Demirhan Kadıoğlu : Eğitim almadım, ama eğitimini veriyorum şimdi. Kendimi yetiştirdim diyebilirim. Merakım beni yönlendirdi diyebilirim. Uzun yıllar ulusal gazetelerde karikatür, çizgi-roman veya bant karikatürler çizdim. Esenler Belediyesi Kültür Müdürlüğüne bağlı Esenler Sanat Evinde yıllardan beridir öğrenci yetiştiriyoruz. Güzel sanatlara onlarca öğrenci gönderdik. Sadece öğrencilere değil, yetişkinlere de zaman arıyoruz. Öğretmen, meslek erbabı veya ev hanımlarına yönelik çizim derslerimiz de var.

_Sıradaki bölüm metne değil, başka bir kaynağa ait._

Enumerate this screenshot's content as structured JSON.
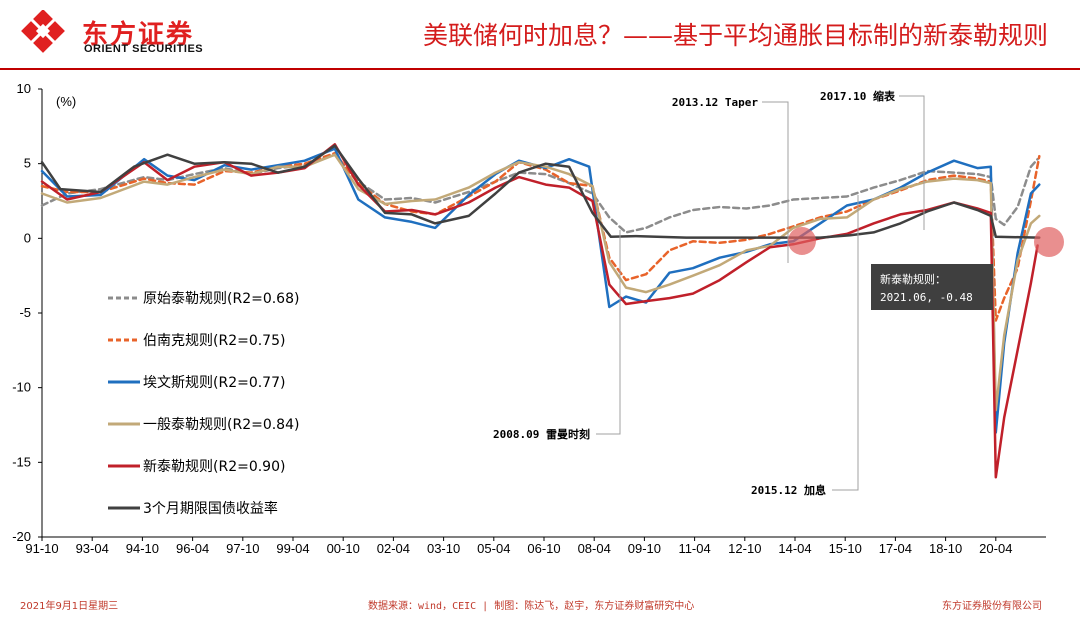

Kurslarımız mükemmel gidiyor. Öğretmekle kalmıyor aynı zamanda ben de yeni şeyler öğreniyorum.
Hatice Opak Bilgin : Kitaplarınız var, hangi konular üzerine yazıyorsunuz. İçerikleri nedir?
Demirhan Kadıoğlu : Çocuk kitapları üzerine yoğunlaştım. Aşağı-yukarı 50 ye yakın kitabım neşredildi. En sevdiğim tür romandır. “Yetiştirilmiş Hayatlar” ve “Son Şehzade” isminde iki roman kaleme aldım. Çocuk kitaplarımın içinde Küçük Beylere masallar, Küçük Hanımlara Masallar olduğu gibi 10 setlik çizgi roman serisi Mahsun var. 5 setlik Vız Vız Arı kitabım yine çizgi roman türündedir. Cem’in Macera günlüğü yine 10 setlik bir kitap…
Hatice Opak Bilgin : “Yetiştirilmiş Hayatlar” adlı roman kitabınız sanırım 10. Baskısını yaptı. Biraz kitaptan bahsedelim mi?
Demirhan Kadıoğlu : Yetiştirme yurdunda yetişen öksüz veya yetim çocukların hikayesini anlatıyor bu kitap. Hayata bir sıfır mağlup başlamış olan çocukların başından geçen olayları kaleme aldım. Anne veya babası olmayanların hayata nasıl pozitif bakmaya çalıştığını ve türlü sıkıntılara rağmen kendisini nasıl yetiştirdiğini kalemimiz döndüğünce anlatmaya çalıştık. Dünyanın en güzel yetimi olan Peygamber Efendimizi örnek alarak pozitif bir bakış açısı sunmaya çalıştık. Parçalanmış bir ailenin çocuğu olarak, aile değerlerimize dönmeyi tavsiye ediyoruz bu kitapta.
Hatice Opak Bilgin : Gençleri bekleyen tuzaklar nelerdir? Dijital mecradan nasıl korunmalı?
Demirhan Kadıoğlu : İnsanların kaderini tercihleri belirler. Başkalarına yaslanmadan hayatınızı sürdürebilirsiniz. Aldığınız kararlar doğru olduktan sonra, önünüz hep açık olur. Beklentiniz çok yüksek olmasın. Ama yaptığınız işler hep doğru olsun. Mutluluğun en kesin formülü bence. Bizim dönemimizde uyaran riskler azdı. Şimdi uyarıcı etkenler öylesine çok ki, gençler bu noktada risk altında. Uyaranlara karşı gençler uyanık olmalı. Karar alırken hiçbir tesir altında kalmamalı. Bin düşünüp bir söylemeli. Her gördüğüne inanmasınlar. Bundan böyle yapay zeka denen bir kavramla karşı karşıyayız. Teknolojiye eyvallah , ancak dijital tuzaklara dikkat!
Hatice Opak Bilgin : Yeni projeleriniz var mı?
Demirhan Kadıoğlu : Yazı yazmaya devam, çizmeye devam. Eğitime devam. Çocuk kitapları ve dergi çalışmalarına hız kesmeden devam ediyoruz. Geçmişte bıraktığımız izlere bakarak ileriye doğru yeni mecralara kanat çırpmaya devam ediyoruz. Rabbim hayırlara vesile versin.
Hatice Opak Bilgin : Bu güzel söyleşi için çok teşekkür ederim.
Demirhan Kadıoğlu : Ben de çok teşekkür ederim. Size ve çalışma arkadaşlarınıza başarılar diliyorum.